Begitu keluar dari gedung Guild, Aria menghela napas keras dan panjang.
“Haaah... Akhirnya.” Ia meregangkan tangan. “Kenapa aku merasa... Pria tua itu lebih menakutkan dari Invader?”
Sho menoleh padanya, tersenyum samar. “Rasanya aku bisa dimarahi kapan saja kalau ketahuan berbohong.”
“Atmosfernya berat! Serius... Rasanya dadaku sesak sejak tadi.”
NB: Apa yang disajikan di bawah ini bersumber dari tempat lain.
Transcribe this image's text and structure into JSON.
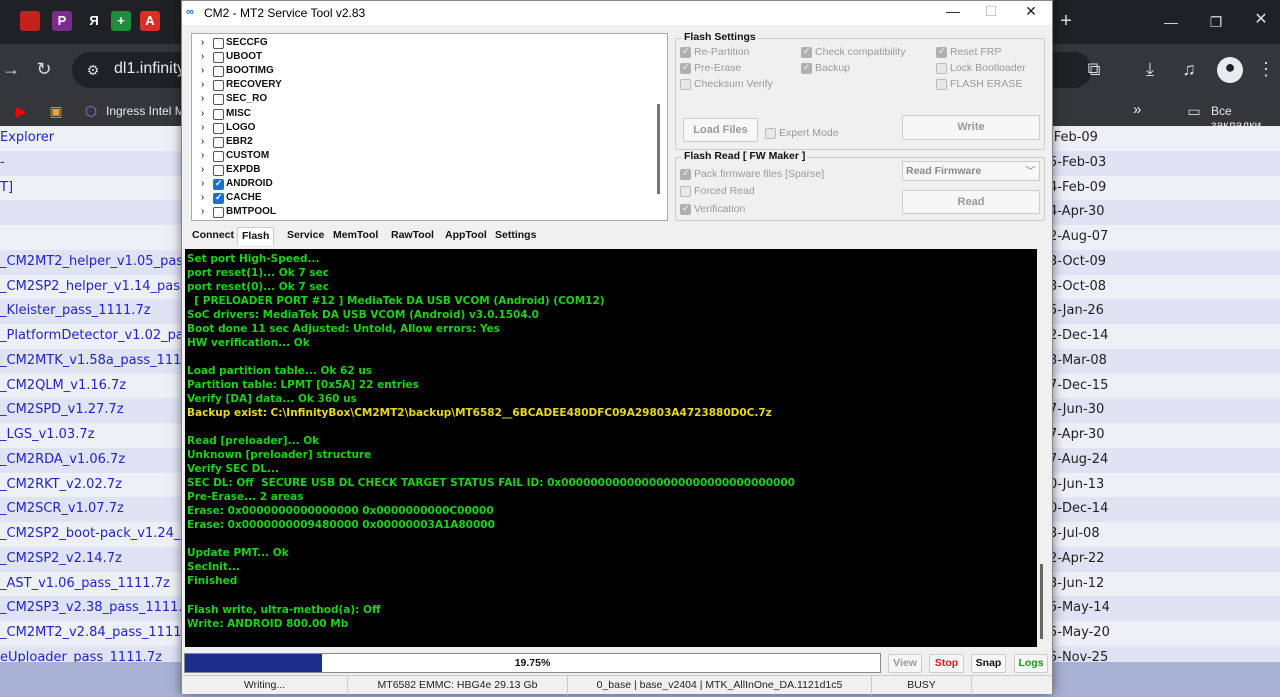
{
  "browser": {
    "tab_icons": [
      {
        "name": "tab-p",
        "glyph": "P",
        "color": "#7b2d8e"
      },
      {
        "name": "tab-y",
        "glyph": "Я",
        "color": "#202124"
      },
      {
        "name": "tab-plus",
        "glyph": "+",
        "color": "#1e8e3e"
      },
      {
        "name": "tab-a",
        "glyph": "A",
        "color": "#d93025"
      }
    ],
    "new_tab_symbol": "+",
    "address": "dl1.infinity",
    "bookmarks": [
      {
        "label": "Ingress Intel Ma"
      }
    ],
    "all_bookmarks_label": "Все закладки",
    "overflow_symbol": "»"
  },
  "page": {
    "rows": [
      {
        "name": "Explorer",
        "date": "-Feb-09",
        "alt": false
      },
      {
        "name": "-",
        "date": "5-Feb-03",
        "alt": true
      },
      {
        "name": "T]",
        "date": "4-Feb-09",
        "alt": false
      },
      {
        "name": "",
        "date": "4-Apr-30",
        "alt": true
      },
      {
        "name": "",
        "date": "2-Aug-07",
        "alt": false
      },
      {
        "name": "_CM2MT2_helper_v1.05_pass",
        "date": "3-Oct-09",
        "alt": true
      },
      {
        "name": "_CM2SP2_helper_v1.14_pass",
        "date": "3-Oct-08",
        "alt": false
      },
      {
        "name": "_Kleister_pass_1111.7z",
        "date": "5-Jan-26",
        "alt": true
      },
      {
        "name": "_PlatformDetector_v1.02_pas",
        "date": "2-Dec-14",
        "alt": false
      },
      {
        "name": "_CM2MTK_v1.58a_pass_1111",
        "date": "3-Mar-08",
        "alt": true
      },
      {
        "name": "_CM2QLM_v1.16.7z",
        "date": "7-Dec-15",
        "alt": false
      },
      {
        "name": "_CM2SPD_v1.27.7z",
        "date": "7-Jun-30",
        "alt": true
      },
      {
        "name": "_LGS_v1.03.7z",
        "date": "7-Apr-30",
        "alt": false
      },
      {
        "name": "_CM2RDA_v1.06.7z",
        "date": "7-Aug-24",
        "alt": true
      },
      {
        "name": "_CM2RKT_v2.02.7z",
        "date": "0-Jun-13",
        "alt": false
      },
      {
        "name": "_CM2SCR_v1.07.7z",
        "date": "0-Dec-14",
        "alt": true
      },
      {
        "name": "_CM2SP2_boot-pack_v1.24_p",
        "date": "3-Jul-08",
        "alt": false
      },
      {
        "name": "_CM2SP2_v2.14.7z",
        "date": "2-Apr-22",
        "alt": true
      },
      {
        "name": "_AST_v1.06_pass_1111.7z",
        "date": "3-Jun-12",
        "alt": false
      },
      {
        "name": "_CM2SP3_v2.38_pass_1111.",
        "date": "5-May-14",
        "alt": true
      },
      {
        "name": "_CM2MT2_v2.84_pass_1111.",
        "date": "5-May-20",
        "alt": false
      },
      {
        "name": "eUploader_pass_1111.7z",
        "date": "5-Nov-25",
        "alt": true
      }
    ]
  },
  "window": {
    "title": "CM2 - MT2 Service Tool v2.83",
    "controls": {
      "minimize": "—",
      "maximize": "☐",
      "close": "✕"
    },
    "partitions": [
      {
        "label": "SECCFG",
        "checked": false
      },
      {
        "label": "UBOOT",
        "checked": false
      },
      {
        "label": "BOOTIMG",
        "checked": false
      },
      {
        "label": "RECOVERY",
        "checked": false
      },
      {
        "label": "SEC_RO",
        "checked": false
      },
      {
        "label": "MISC",
        "checked": false
      },
      {
        "label": "LOGO",
        "checked": false
      },
      {
        "label": "EBR2",
        "checked": false
      },
      {
        "label": "CUSTOM",
        "checked": false
      },
      {
        "label": "EXPDB",
        "checked": false
      },
      {
        "label": "ANDROID",
        "checked": true
      },
      {
        "label": "CACHE",
        "checked": true
      },
      {
        "label": "BMTPOOL",
        "checked": false
      }
    ],
    "flash_settings": {
      "title": "Flash Settings",
      "options": {
        "re_partition": {
          "label": "Re-Partition",
          "checked": true
        },
        "pre_erase": {
          "label": "Pre-Erase",
          "checked": true
        },
        "checksum_verify": {
          "label": "Checksum Verify",
          "checked": false
        },
        "check_compat": {
          "label": "Check compatibility",
          "checked": true
        },
        "backup": {
          "label": "Backup",
          "checked": true
        },
        "reset_frp": {
          "label": "Reset FRP",
          "checked": true
        },
        "lock_bootloader": {
          "label": "Lock Bootloader",
          "checked": false
        },
        "flash_erase": {
          "label": "FLASH ERASE",
          "checked": false
        },
        "expert_mode": {
          "label": "Expert Mode",
          "checked": false
        }
      },
      "load_files_label": "Load Files",
      "write_label": "Write"
    },
    "flash_read": {
      "title": "Flash Read [ FW Maker ]",
      "options": {
        "pack_sparse": {
          "label": "Pack firmware files [Sparse]",
          "checked": true
        },
        "forced_read": {
          "label": "Forced Read",
          "checked": false
        },
        "verification": {
          "label": "Verification",
          "checked": true
        }
      },
      "mode_value": "Read Firmware",
      "read_label": "Read"
    },
    "tabs": [
      {
        "label": "Connect",
        "active": false
      },
      {
        "label": "Flash",
        "active": true
      },
      {
        "label": "Service",
        "active": false
      },
      {
        "label": "MemTool",
        "active": false
      },
      {
        "label": "RawTool",
        "active": false
      },
      {
        "label": "AppTool",
        "active": false
      },
      {
        "label": "Settings",
        "active": false
      }
    ],
    "log": [
      {
        "text": "Set port High-Speed...",
        "color": "green"
      },
      {
        "text": "port reset(1)... Ok 7 sec",
        "color": "green"
      },
      {
        "text": "port reset(0)... Ok 7 sec",
        "color": "green"
      },
      {
        "text": "  [ PRELOADER PORT #12 ] MediaTek DA USB VCOM (Android) (COM12)",
        "color": "green"
      },
      {
        "text": "SoC drivers: MediaTek DA USB VCOM (Android) v3.0.1504.0",
        "color": "green"
      },
      {
        "text": "Boot done 11 sec Adjusted: Untold, Allow errors: Yes",
        "color": "green"
      },
      {
        "text": "HW verification... Ok",
        "color": "green"
      },
      {
        "text": "",
        "color": "green"
      },
      {
        "text": "Load partition table... Ok 62 us",
        "color": "green"
      },
      {
        "text": "Partition table: LPMT [0x5A] 22 entries",
        "color": "green"
      },
      {
        "text": "Verify [DA] data... Ok 360 us",
        "color": "green"
      },
      {
        "text": "Backup exist: C:\\InfinityBox\\CM2MT2\\backup\\MT6582__6BCADEE480DFC09A29803A4723880D0C.7z",
        "color": "yellow"
      },
      {
        "text": "",
        "color": "green"
      },
      {
        "text": "Read [preloader]... Ok",
        "color": "green"
      },
      {
        "text": "Unknown [preloader] structure",
        "color": "green"
      },
      {
        "text": "Verify SEC DL...",
        "color": "green"
      },
      {
        "text": "SEC DL: Off  SECURE USB DL CHECK TARGET STATUS FAIL ID: 0x00000000000000000000000000000000",
        "color": "green"
      },
      {
        "text": "Pre-Erase... 2 areas",
        "color": "green"
      },
      {
        "text": "Erase: 0x0000000000000000 0x0000000000C00000",
        "color": "green"
      },
      {
        "text": "Erase: 0x0000000009480000 0x00000003A1A80000",
        "color": "green"
      },
      {
        "text": "",
        "color": "green"
      },
      {
        "text": "Update PMT... Ok",
        "color": "green"
      },
      {
        "text": "SecInit...",
        "color": "green"
      },
      {
        "text": "Finished",
        "color": "green"
      },
      {
        "text": "",
        "color": "green"
      },
      {
        "text": "Flash write, ultra-method(a): Off",
        "color": "green"
      },
      {
        "text": "Write: ANDROID 800.00 Mb",
        "color": "green"
      }
    ],
    "progress": {
      "fraction": 0.1975,
      "text": "19.75%"
    },
    "buttons": {
      "view": {
        "label": "View",
        "color": "#999999"
      },
      "stop": {
        "label": "Stop",
        "color": "#d11a1a"
      },
      "snap": {
        "label": "Snap",
        "color": "#111111"
      },
      "logs": {
        "label": "Logs",
        "color": "#12a012"
      }
    },
    "status": {
      "state": "Writing...",
      "device": "MT6582 EMMC: HBG4e 29.13 Gb",
      "build": "0_base | base_v2404 | MTK_AllInOne_DA.1121d1c5",
      "busy": "BUSY"
    }
  }
}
Mereka berdua tertawa kecil, untuk pertama kalinya sejak tiba di kota ini, akhirnya merasakan sedikit kelegaan. Dengan uang yang mereka dapatkan, mencari penginapan menjadi prioritas utama. Tubuh mereka butuh istirahat, dan kaki mereka sudah nyaris lepas.
Namun...
“Kami penuh.”
“Maaf, tidak ada kamar kosong.”
“Sudah dipesan semua, dua hari ke depan.”
Dari satu penginapan ke penginapan lainnya, jawabannya selalu sama.
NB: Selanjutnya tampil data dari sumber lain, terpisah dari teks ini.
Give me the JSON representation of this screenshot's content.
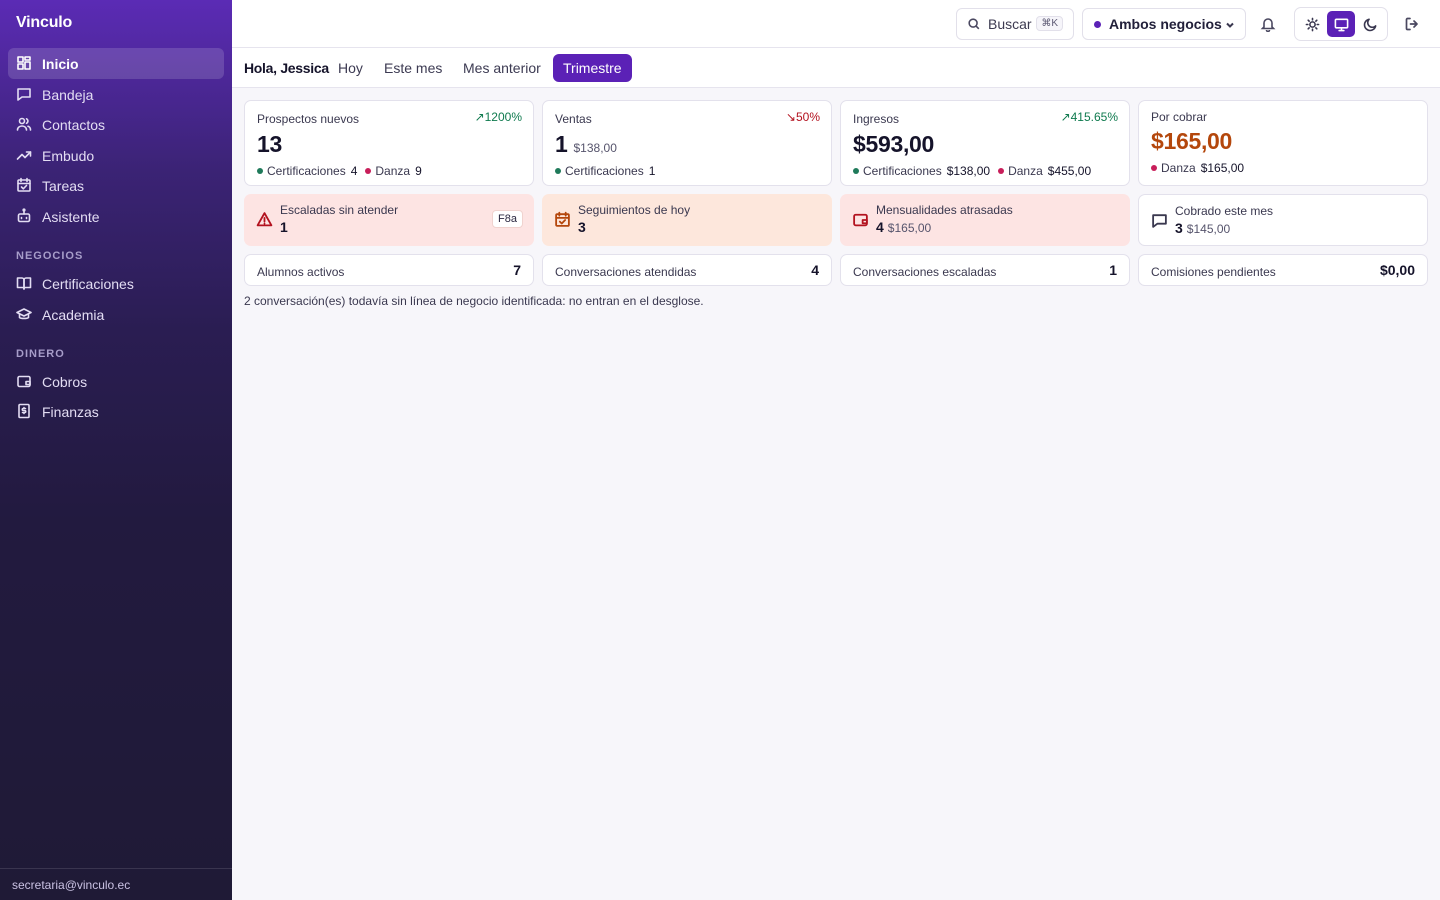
{
  "app": {
    "brand": "Vinculo"
  },
  "colors": {
    "accent": "#5b21b6",
    "success": "#0f7a4e",
    "danger": "#b3121f",
    "orange": "#b4470c",
    "dot_certificaciones": "#1f7a5a",
    "dot_danza": "#c81e5a"
  },
  "sidebar": {
    "items": [
      {
        "label": "Inicio",
        "icon": "dashboard-icon"
      },
      {
        "label": "Bandeja",
        "icon": "message-square-icon"
      },
      {
        "label": "Contactos",
        "icon": "users-icon"
      },
      {
        "label": "Embudo",
        "icon": "trending-up-icon"
      },
      {
        "label": "Tareas",
        "icon": "calendar-check-icon"
      },
      {
        "label": "Asistente",
        "icon": "bot-icon"
      }
    ],
    "section_negocios": "NEGOCIOS",
    "negocios": [
      {
        "label": "Certificaciones",
        "icon": "book-open-icon"
      },
      {
        "label": "Academia",
        "icon": "graduation-cap-icon"
      }
    ],
    "section_dinero": "DINERO",
    "dinero": [
      {
        "label": "Cobros",
        "icon": "wallet-icon"
      },
      {
        "label": "Finanzas",
        "icon": "receipt-dollar-icon"
      }
    ],
    "footer_email": "secretaria@vinculo.ec"
  },
  "header": {
    "search_label": "Buscar",
    "search_kbd": "⌘K",
    "business_select": "Ambos negocios"
  },
  "tabs": {
    "greeting": "Hola, Jessica",
    "items": [
      "Hoy",
      "Este mes",
      "Mes anterior",
      "Trimestre"
    ],
    "active": "Trimestre"
  },
  "kpis": {
    "prospectos": {
      "label": "Prospectos nuevos",
      "delta": "1200%",
      "value": "13",
      "b1_name": "Certificaciones",
      "b1_val": "4",
      "b2_name": "Danza",
      "b2_val": "9"
    },
    "ventas": {
      "label": "Ventas",
      "delta": "50%",
      "value": "1",
      "sub": "$138,00",
      "b1_name": "Certificaciones",
      "b1_val": "1"
    },
    "ingresos": {
      "label": "Ingresos",
      "delta": "415.65%",
      "value": "$593,00",
      "b1_name": "Certificaciones",
      "b1_val": "$138,00",
      "b2_name": "Danza",
      "b2_val": "$455,00"
    },
    "por_cobrar": {
      "label": "Por cobrar",
      "value": "$165,00",
      "b1_name": "Danza",
      "b1_val": "$165,00"
    }
  },
  "alerts": {
    "escaladas": {
      "label": "Escaladas sin atender",
      "value": "1",
      "tag": "F8a"
    },
    "seguimientos": {
      "label": "Seguimientos de hoy",
      "value": "3"
    },
    "mensualidades": {
      "label": "Mensualidades atrasadas",
      "value": "4",
      "sub": "$165,00"
    },
    "cobrado": {
      "label": "Cobrado este mes",
      "value": "3",
      "sub": "$145,00"
    }
  },
  "stats": {
    "alumnos": {
      "label": "Alumnos activos",
      "value": "7"
    },
    "atendidas": {
      "label": "Conversaciones atendidas",
      "value": "4"
    },
    "escaladas": {
      "label": "Conversaciones escaladas",
      "value": "1"
    },
    "comisiones": {
      "label": "Comisiones pendientes",
      "value": "$0,00"
    }
  },
  "note": "2 conversación(es) todavía sin línea de negocio identificada: no entran en el desglose."
}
Hingga malam menjelang, dan hanya ada satu tempat tersisa—sebuah penginapan kecil bernama “Burung Merah”, terletak di dekat pusat pasar malam Zeen.
“Kami masih punya satu kamar,” kata pemilik penginapan, seorang wanita paruh baya yang ramah. “Tapi ya... hanya satu kamar. Dan satu kasur besar.”
Sho menoleh pada Aria. Aria menatap Sho. Keduanya membeku sesaat.
“...Kami ambil,” jawab Aria cepat sebelum Sho bisa menolak.
Beberapa menit kemudian, mereka sudah berada di kamar itu.
Kamar tersebut cukup nyaman, dengan lampu minyak yang hangat, kasur bersih, dan jendela yang menghadap ke arah pasar malam.
---
Penginapan kecil “Burung Merah” tampak hangat dari luar, kontras dengan langit mendung malam itu. Cahaya remang lampu minyak dari jendela-jendela kayu berkelap-kelip tertiup angin lembut. Meskipun mereka kelelahan, Sho dan Aria justru mendapati jantung mereka berdetak lebih kencang dari sebelumnya.
Satu kamar.
Satu kasur.
Begitu pintu tertutup, keduanya berdiri canggung di tengah ruangan tanpa sepatah kata pun.
Suasana begitu hening.
Hanya suara angin yang menggerakkan tirai jendela, dan detak jam tua di dinding yang terus berdetak pelan.
Sho melirik sekilas ke arah Aria. Aria juga melakukan hal yang sama.
Mata mereka bertemu sejenak, lalu buru-buru mengalihkan pandangan masing-masing.
Tak ada yang bicara.
Tak ada yang tahu harus berkata apa.
Dan di tengah keheningan itu...
“Hoho... Lihat siapa yang gugup seperti bunga musim semi yang hendak mekar...”
Persephone, suara lembut sang Dewi, menggema manja dalam pikiran Sho.
“Satu kasur untuk dua. Ah, masa remaja memang waktu yang penuh kemungkinan, ya, Sho?”
Sho memejamkan mata, menarik napas panjang dan berbisik, “Tolong, jangan mulai...”
“Mengapa tidak?” bisik Persephone dengan nada centil. “Aku tahu kau tak akan berani menyentuhnya. Tapi aku juga tahu... kau ingin tetap dekat.”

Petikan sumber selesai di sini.